Hamburg

Störtebekers Schädel ist wieder da

Die Geschichte vom Tode Klaus Störtebekers gehört zu den romantischsten Legenden der Seeräuberhistorie: Angeblich soll der Pirat, als ihm 1401 in Hamburg der Kopf abgeschlagen wurde, noch an elf seiner Männer vorbeigelaufen sein - bis der Scharfrichter dem Kopflosen ein Bein stellte.

Der Bürgermeister Kersten Miles hatte Störtebeker angeblich versprochen, dass alle Komplizen überleben dürften, an denen er nach seiner Enthauptung noch vorbeigehen könnte.

Kein Wunder, dass genau dieser abgeschlagene Schädel Störtebekers die Hauptattraktion im Museum für Hamburgische Geschichte war - bis er am 9. Januar gestohlen wurde. Doch nun ist der Kopf Störtebekers wieder da.

Die Hamburger Polizei übergab den Schädel am Donnerstag der Museumsdirektorin Lisa Kosok. Nach monatelanger Ermittlung war er am 16. März sichergestellt worden. Die 68. Spur der Ermittler führte demnach zum Erfolg.

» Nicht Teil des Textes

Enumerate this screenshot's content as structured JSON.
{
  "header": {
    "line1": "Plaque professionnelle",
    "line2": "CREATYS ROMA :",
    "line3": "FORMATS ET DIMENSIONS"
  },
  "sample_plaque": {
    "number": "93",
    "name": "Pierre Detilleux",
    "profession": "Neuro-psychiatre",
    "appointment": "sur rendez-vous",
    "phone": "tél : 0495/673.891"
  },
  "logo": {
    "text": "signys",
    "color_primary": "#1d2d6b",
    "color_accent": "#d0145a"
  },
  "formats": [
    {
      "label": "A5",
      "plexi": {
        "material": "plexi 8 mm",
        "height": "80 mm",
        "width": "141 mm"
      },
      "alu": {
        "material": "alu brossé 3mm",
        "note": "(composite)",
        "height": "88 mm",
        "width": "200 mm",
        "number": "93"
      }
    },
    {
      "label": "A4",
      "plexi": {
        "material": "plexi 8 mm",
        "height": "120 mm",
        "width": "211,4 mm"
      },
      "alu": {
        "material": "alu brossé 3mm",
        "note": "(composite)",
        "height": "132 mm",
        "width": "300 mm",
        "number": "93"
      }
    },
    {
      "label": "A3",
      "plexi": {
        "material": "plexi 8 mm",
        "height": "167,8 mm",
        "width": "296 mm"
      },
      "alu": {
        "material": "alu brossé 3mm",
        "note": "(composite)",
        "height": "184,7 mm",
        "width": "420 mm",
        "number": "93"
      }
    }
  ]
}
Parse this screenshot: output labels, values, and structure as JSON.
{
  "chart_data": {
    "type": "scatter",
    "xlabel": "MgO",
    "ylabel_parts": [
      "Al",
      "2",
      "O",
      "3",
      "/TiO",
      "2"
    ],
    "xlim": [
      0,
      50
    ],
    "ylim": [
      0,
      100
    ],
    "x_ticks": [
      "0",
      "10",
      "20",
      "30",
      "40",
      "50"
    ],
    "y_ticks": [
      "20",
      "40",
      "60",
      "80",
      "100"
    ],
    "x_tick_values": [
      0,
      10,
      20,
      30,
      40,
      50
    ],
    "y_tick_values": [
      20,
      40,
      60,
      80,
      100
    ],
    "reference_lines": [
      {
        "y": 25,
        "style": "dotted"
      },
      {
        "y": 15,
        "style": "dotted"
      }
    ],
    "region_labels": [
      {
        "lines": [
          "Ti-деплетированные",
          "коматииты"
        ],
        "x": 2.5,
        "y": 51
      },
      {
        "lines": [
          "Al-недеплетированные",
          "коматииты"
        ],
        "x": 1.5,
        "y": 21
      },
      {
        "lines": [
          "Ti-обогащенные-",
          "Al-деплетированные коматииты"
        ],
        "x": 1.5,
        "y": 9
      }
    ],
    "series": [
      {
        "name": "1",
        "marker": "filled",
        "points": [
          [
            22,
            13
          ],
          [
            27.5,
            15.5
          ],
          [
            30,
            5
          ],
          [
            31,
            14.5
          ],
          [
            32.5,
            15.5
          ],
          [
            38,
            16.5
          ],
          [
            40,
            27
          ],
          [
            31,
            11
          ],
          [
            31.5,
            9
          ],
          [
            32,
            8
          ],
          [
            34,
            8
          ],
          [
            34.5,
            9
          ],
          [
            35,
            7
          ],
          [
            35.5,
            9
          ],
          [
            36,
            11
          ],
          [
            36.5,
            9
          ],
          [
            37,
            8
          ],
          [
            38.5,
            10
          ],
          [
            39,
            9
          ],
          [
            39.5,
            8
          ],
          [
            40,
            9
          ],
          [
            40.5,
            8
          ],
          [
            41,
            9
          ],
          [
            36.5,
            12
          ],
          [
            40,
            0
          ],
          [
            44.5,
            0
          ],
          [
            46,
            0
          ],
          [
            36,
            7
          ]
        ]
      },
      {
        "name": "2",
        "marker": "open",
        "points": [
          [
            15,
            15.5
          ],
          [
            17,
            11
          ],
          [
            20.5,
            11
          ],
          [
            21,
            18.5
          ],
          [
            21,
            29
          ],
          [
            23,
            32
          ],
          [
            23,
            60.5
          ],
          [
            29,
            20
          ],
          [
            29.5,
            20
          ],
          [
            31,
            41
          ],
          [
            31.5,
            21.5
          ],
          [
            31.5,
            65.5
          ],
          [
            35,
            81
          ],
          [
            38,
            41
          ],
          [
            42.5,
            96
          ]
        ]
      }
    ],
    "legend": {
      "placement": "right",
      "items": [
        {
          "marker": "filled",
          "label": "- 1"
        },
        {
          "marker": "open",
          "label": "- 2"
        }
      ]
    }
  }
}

Der von einem Nagel durchbohrte Schädel war 1878 beim Bau der Speicherstadt an einem Ort entdeckt worden, an dem früher Piraten geköpft und ihre Köpfe zur Abschreckung auf Pfähle gesteckt wurden. Das Museum stellt ihn schon lange als den Kopf des Piratenanführers aus, der mit seinen "Vitalienbrüdern" lange Schiffe auf Nord- und Ostsee ausgeraubt hatte.

Nach späteren gerichtsmedizinischen Analysen könnte es sich dabei durchaus um die Überreste eines um 1400 geköpften Mannes handeln. Ob der Schädel aber von Störtebeker stammt, lässt sich nicht mehr klären. 2004 scheiterte ein Versuch, DNA-Material aus den Knochen zu gewinnen und für den Abgleich mit potenziellen Nachfahren zu verwenden.